19. The method of claim 18, wherein said detection binding of said saccharide-binding markers comprises visual inspection.

20. The method of claim 18, wherein said detecting binding of said saccharide-binding markers comprises:

acquiring one or more images of said bound saccharide-binding markers; and

generating from said one or more images, a map of recognition sites of said polysaccharide being analyzed, thereby deriving partial sequence information of said polysaccharide.
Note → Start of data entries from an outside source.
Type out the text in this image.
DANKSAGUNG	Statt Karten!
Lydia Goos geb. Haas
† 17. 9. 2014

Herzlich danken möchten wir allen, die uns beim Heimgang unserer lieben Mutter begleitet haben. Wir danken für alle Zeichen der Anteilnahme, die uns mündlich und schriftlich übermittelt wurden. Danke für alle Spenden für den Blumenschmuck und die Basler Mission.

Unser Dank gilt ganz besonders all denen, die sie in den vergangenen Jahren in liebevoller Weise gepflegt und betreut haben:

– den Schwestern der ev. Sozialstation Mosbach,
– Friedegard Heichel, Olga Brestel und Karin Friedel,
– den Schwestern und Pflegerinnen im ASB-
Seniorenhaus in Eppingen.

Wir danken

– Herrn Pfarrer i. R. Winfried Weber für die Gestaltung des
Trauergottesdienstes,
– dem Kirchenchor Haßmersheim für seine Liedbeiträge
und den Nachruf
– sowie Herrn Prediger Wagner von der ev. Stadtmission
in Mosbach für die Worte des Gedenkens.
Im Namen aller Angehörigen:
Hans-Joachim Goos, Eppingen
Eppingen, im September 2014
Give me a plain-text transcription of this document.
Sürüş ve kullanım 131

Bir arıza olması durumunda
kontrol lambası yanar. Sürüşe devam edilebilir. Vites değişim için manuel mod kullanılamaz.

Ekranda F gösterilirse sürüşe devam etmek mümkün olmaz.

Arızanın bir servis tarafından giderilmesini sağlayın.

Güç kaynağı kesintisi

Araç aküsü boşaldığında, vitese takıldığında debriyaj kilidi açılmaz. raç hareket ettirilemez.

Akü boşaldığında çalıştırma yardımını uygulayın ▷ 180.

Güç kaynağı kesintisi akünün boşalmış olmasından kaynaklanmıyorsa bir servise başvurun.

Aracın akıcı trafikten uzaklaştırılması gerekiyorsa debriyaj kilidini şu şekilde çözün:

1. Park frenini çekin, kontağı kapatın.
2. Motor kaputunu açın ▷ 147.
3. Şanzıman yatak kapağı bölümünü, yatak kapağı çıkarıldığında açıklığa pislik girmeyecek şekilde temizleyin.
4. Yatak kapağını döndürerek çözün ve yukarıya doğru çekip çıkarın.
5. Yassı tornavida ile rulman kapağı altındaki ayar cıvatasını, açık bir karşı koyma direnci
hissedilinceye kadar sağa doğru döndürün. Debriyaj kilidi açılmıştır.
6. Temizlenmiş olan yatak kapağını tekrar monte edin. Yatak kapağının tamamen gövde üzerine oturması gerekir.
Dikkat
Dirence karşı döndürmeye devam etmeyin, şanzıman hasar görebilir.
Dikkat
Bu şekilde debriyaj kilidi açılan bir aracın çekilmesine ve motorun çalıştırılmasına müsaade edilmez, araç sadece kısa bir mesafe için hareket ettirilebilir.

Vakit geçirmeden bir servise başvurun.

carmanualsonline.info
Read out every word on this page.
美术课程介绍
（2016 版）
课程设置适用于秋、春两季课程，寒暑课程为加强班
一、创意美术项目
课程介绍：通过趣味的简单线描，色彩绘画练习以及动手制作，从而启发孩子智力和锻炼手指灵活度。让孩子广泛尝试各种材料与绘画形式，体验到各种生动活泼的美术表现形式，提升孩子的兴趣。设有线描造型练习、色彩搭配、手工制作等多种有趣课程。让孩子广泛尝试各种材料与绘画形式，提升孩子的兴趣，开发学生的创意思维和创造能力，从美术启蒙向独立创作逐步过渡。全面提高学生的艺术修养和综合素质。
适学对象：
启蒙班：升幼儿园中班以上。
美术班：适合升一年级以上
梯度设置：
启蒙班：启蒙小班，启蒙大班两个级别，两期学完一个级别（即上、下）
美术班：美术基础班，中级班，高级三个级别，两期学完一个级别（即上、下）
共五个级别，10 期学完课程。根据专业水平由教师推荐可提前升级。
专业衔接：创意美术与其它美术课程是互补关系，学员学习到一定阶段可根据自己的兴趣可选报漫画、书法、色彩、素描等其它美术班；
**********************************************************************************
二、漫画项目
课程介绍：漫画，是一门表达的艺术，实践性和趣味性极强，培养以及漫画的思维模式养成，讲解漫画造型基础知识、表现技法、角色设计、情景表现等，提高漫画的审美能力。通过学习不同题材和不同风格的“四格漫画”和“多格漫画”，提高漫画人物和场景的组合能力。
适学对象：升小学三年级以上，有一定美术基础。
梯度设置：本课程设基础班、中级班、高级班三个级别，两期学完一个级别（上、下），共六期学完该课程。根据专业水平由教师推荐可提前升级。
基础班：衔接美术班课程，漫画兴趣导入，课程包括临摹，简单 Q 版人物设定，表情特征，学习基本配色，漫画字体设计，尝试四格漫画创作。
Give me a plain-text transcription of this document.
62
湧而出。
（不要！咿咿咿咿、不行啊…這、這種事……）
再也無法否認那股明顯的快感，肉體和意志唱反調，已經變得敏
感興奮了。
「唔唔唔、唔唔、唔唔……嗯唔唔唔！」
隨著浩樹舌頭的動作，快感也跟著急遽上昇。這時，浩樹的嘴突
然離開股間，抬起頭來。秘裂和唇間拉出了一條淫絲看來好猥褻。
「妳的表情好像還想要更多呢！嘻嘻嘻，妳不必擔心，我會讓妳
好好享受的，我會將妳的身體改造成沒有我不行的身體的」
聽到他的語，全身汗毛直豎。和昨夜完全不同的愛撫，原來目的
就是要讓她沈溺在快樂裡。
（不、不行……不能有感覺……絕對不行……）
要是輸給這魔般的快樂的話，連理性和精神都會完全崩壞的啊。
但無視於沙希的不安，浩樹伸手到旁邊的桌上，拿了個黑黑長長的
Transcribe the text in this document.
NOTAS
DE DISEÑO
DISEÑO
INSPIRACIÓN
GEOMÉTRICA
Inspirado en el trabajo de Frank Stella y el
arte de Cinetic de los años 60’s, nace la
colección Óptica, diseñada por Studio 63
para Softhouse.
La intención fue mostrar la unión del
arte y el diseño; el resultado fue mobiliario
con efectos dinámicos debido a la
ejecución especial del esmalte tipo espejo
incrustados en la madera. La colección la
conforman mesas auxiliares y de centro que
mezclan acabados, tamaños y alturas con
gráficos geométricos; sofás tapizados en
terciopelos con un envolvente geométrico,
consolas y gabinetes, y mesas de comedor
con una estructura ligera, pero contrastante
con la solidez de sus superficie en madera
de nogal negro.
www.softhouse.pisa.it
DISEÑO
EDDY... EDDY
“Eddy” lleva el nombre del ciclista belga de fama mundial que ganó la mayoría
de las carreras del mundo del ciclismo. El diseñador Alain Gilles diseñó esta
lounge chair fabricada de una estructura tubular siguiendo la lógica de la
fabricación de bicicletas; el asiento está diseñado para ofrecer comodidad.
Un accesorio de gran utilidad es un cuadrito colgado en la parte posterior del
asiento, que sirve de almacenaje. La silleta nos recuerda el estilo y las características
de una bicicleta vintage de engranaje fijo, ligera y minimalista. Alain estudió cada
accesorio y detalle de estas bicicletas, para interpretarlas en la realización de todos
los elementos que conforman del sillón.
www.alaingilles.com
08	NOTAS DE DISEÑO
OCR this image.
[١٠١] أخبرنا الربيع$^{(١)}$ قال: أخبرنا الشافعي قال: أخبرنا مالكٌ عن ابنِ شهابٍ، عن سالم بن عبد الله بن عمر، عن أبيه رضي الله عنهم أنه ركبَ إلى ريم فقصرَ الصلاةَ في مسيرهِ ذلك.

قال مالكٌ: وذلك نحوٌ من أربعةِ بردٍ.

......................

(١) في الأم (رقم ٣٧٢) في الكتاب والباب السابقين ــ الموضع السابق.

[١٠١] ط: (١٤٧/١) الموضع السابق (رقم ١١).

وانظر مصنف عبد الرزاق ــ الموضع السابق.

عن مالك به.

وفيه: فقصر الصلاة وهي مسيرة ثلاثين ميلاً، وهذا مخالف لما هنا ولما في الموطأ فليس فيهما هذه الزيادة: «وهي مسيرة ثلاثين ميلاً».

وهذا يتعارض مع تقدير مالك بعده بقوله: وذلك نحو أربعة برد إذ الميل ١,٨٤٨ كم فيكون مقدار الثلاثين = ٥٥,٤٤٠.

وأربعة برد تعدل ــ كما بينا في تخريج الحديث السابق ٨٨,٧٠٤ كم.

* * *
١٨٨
21. The method of claim 20, wherein said markers are chromogenic binding agents, and wherein said images of said markers are colors that develop on said surface.

22. The method of claim 20, wherein said markers are labeled binding agents, and wherein said images of said markers are provided according to a signal from said label.

23. The method of claim 20, wherein said acquiring said one or more images comprises the use of optical filters.

24. The method of claim 20, said acquiring said one or more images comprises photographing and/or digitizing said images.

25. The method of claim 18, wherein said saccharide binding agents comprise lectins.

26. The method of claim 25, wherein said lectins are selected from the group consisting of colored lectins, fluorescent lectins and biotin-labeled lectins.

27-28. (canceled)

29. The method of claim 18, wherein said saccharide binding agents comprise antibodies.

30. The method of claim 29, wherein said antibodies are selected from the group consisting of fluorescent antibodies, biotin-labeled antibodies and enzyme labeled antibodies.

31-32. (canceled)

33. The method of claim 1, wherein said correlating said glycosylation pattern to the state of the cell comprises comparison of said glycosylation pattern to at least one known category.

34. The method of claim 33, wherein said glycosylation pattern is computationally analyzed.

35. The method of claim 18, wherein said surface comprises a bead.

36. The method of claim 18, wherein said surface comprises an array.

37-63. (canceled)

64. A method for detecting a state of a cell, comprising:

contacting at least a portion of the total cell membrane with at least one saccharide binding agent;

determining binding of said saccharide binding agent to said total cell membrane;

determining said glycosylation pattern according to binding of said at least one saccharide binding agent to said total cell membrane; and

correlating said glycosylation pattern of said total cell membrane to the state of the cell.

65-74. (canceled)

75. The method of claim 1, wherein the cell comprises one of a whole cell, a total membrane protein extract, a homogenized cell, and a crude membrane mixture.